2) I have been asked over the past few months on job thoughts from students at universities and people <5 years into their career.
I read a piece by Priya Parker who recently completed a study on “the values and behaviors of the world’s next generation of leaders – the most talented, educated, capable Millennials”. These include those from the best institutions, at the most prestigious firms, and with the greatest ambitions. What Parker finds is spot on:
“What I found was a rising generation of elite leaders who bring wonderful new gifts to the table – more empathy than their predecessors, more worldliness, more pragmatism for an angry, ideological age. But I also found my generation of young leaders paralyzed, hesitant, and unwilling stick their necks out and lead on the big questions of our time: how to build a more equitable and sustainable capitalism, how to manage the transition to a post-Western world, how to extend prosperity to developing countries without pushing the planet over the brink.”
She said our generation effectively has a FOMO syndrome, or ‘fear of missing out’. It’s perhaps the biggest reason why our top institutions’ graduates seem to migrate towards consulting and investment banking at higher rates than ever before: it’s prestigious, it’s broad in terms of skillsets acquired, it pays well, and, most importantly, it keeps our options open.
When I was in my second year at Stanford, I wanted to go work for McKinsey or Goldman Sachs. They were the two firms that some of the smartest upperclassmen I knew were joining post graduation. After I went through the interview process myself, I ended up receiving offers from both of those firms.
Then, I received some great advice. A professor emeritus, David Abernethy, asked me to design my ideal job assuming monetary considerations were thrown out the window. We eventually arrived at the conclusion that often the most exciting jobs have to be designed yourself since hardly any job description can possibly contain all that we wish. I wanted to invest and work with many entrepreneurs that are building technologies to change the world, so I thought I should try and do everything to found my own venture or get into venture capital, an asset class known for high risk investments in budding startups, with the intention of carving out an emerging markets niche. And, although my ultimate choice of VC isn’t as high risk as starting your own company, I do think I took the “less safe” route.
Our 20s are the time where we can, and should, be the most risk-seeking. We’re free of familial obligations and are used to a relatively lower quality of life having been stuffed in dorm rooms. We may, however, have considerable student debt that we need to pay off (a whole different subject), which is a very valid reason for going into guaranteed low risk, high paying jobs straight out of school.

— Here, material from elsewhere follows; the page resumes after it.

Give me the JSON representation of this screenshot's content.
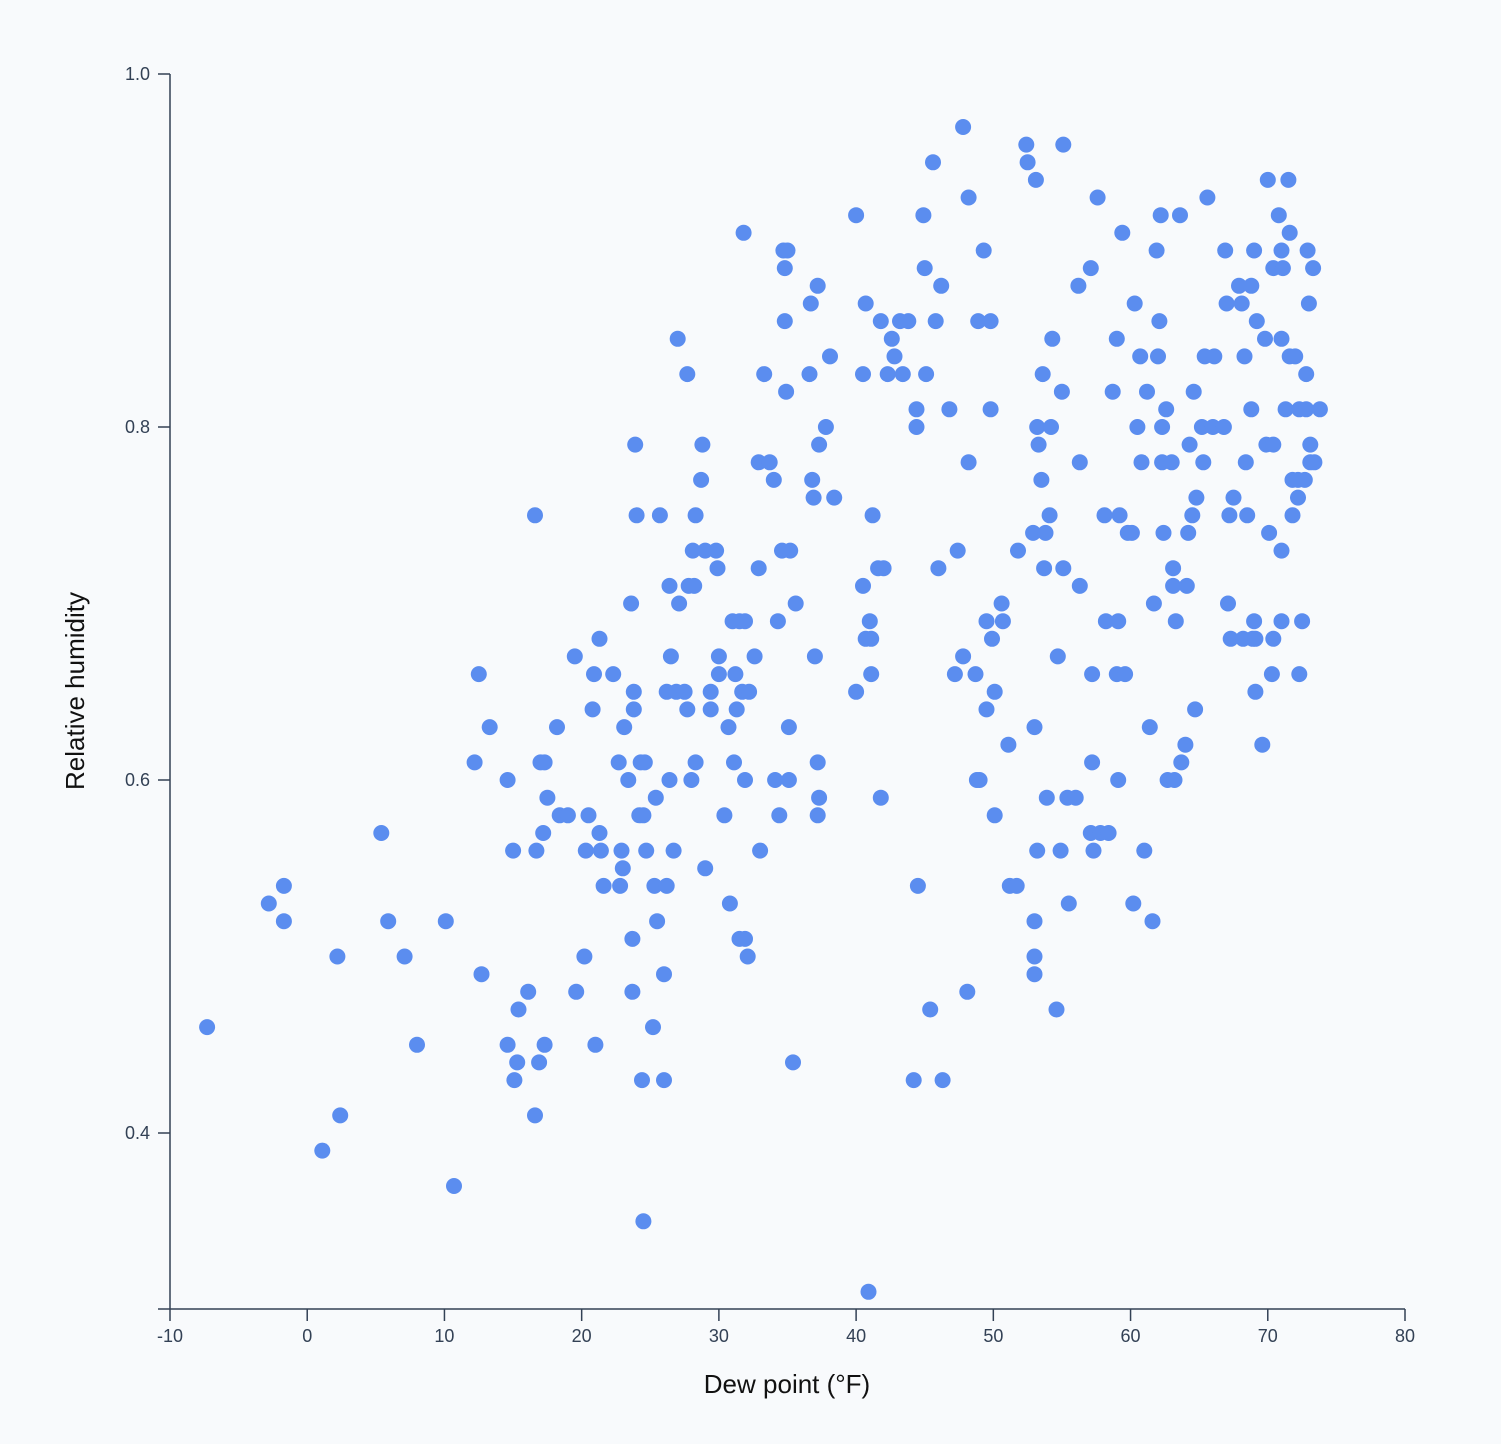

I would implore anyone graduating soon or considering an early career change to do something slightly riskier, but with greater upside. Upside can be monetary (say: early stock options in a company), measured through diverse experiences (for example, traveling to countries or places outside your comfort zone), or even personal fulfillment/growth (for example, always wanting to do XYZ, like work for X organization, rally for Y cause, or start Z nonprofit, etc). I have nothing but respect for an institution like McKinsey and if two years there increases your confidence, network, and appetite to dive into something higher-risk, then it is a tremendous option. But, if you have even the slightest inkling as to a high risk, high reward job or career path that you would find fulfilling, assuming financial obligations are not too crazy (which is not a safe assumption anymore) then you should go for it.
I think we would all be surprised by how much we learn, how much we can impact, and maybe even how much we can personally gain for ourselves when we take the higher risk, higher reward option.